Sometimes when we recognize this, it’s already too late.  In ancient Athens, its leadership didn’t realize the situation they were in until their political and justice system wound up being ruled by mob, became reactionary, and then Athens crumbled and Spartans conquered then.  When we see warning signs today, our communities have to react due to unfair treatment as a signal, an alarm bell.  It is up to our leadership to look at these things in detail, and make corrections when necessary.

And sometimes these corrections have nothing to do with racial profiling or the use of excessive force.

To establish a criteria and better level of justice and service, we also need to make sure that municipalities are not fining and taxing the public in order to stay in existence.  Municipalities are not a profit center, and should never be used as one.  Let us never see the day when we are posting online a map of towns that don’t uphold justice, but are depending on revenue from tickets for their annual budgets.

Having greater community involvement would help prevent this.  Community involvement needs to play a role in oversight – and not just in police departments – to start creating peace, one step at a time.

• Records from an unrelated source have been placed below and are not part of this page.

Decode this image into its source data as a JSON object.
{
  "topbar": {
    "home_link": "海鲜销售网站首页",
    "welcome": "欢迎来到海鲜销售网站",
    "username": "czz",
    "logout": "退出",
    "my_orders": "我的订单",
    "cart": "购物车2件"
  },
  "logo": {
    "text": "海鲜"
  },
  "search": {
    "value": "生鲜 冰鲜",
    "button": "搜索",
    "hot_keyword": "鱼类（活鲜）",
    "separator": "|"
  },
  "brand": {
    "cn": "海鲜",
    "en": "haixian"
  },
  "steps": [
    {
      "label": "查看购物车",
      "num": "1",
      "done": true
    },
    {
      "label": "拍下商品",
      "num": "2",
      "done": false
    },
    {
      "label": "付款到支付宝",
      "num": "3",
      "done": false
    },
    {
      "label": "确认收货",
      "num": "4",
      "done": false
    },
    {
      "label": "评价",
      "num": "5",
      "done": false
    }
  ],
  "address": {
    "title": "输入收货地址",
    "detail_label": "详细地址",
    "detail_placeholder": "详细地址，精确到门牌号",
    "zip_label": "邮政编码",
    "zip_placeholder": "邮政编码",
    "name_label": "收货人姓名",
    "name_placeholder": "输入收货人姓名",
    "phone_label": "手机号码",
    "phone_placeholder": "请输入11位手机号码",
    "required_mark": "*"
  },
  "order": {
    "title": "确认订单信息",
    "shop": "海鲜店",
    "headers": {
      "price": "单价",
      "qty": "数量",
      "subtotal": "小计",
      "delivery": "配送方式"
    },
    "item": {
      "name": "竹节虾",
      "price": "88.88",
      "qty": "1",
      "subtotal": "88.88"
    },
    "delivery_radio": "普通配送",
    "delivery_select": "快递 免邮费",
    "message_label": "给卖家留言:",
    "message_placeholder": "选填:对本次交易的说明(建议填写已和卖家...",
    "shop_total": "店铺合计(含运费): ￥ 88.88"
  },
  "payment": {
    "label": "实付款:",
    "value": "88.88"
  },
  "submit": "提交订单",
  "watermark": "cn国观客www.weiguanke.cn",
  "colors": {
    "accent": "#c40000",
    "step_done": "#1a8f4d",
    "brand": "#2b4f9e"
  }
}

But making peace is not just up to our communities and our leadership.  Sometimes even the most unlikely person can effect international events. That person may be you, and it’s good to remember that one decision makes a difference.  Recently I found myself involved in some aspects of international affairs when a visiting scientist from Iran who is doing research at Emory University found herself with a dental issue.  Most of us may not realize that without insurance and proof of residency, it’s very difficult to get medical attention.  Imagine you are a visiting scientist doing international research and you have a really bad toothache.  For me it was an honor to be able to champion a cause for the greater good, and through several contacts we managed to get the letter from the university indicating the status of the visitor.  With this letter my family dentist and close friend agreed to see her and provide the proper reference for the additional work (wisdom tooth removal – OUCH).

This young woman will return home in a few months and she will able to talk positively about her experience in the U.S., as well as being able to smile with no pain.  A small bit of peace was developed with some understanding.  Maybe it will take root and grow – from small resolutions like this one, to a better understanding between our U.S. and international communities.  Even international peace is achieved one piece at a time.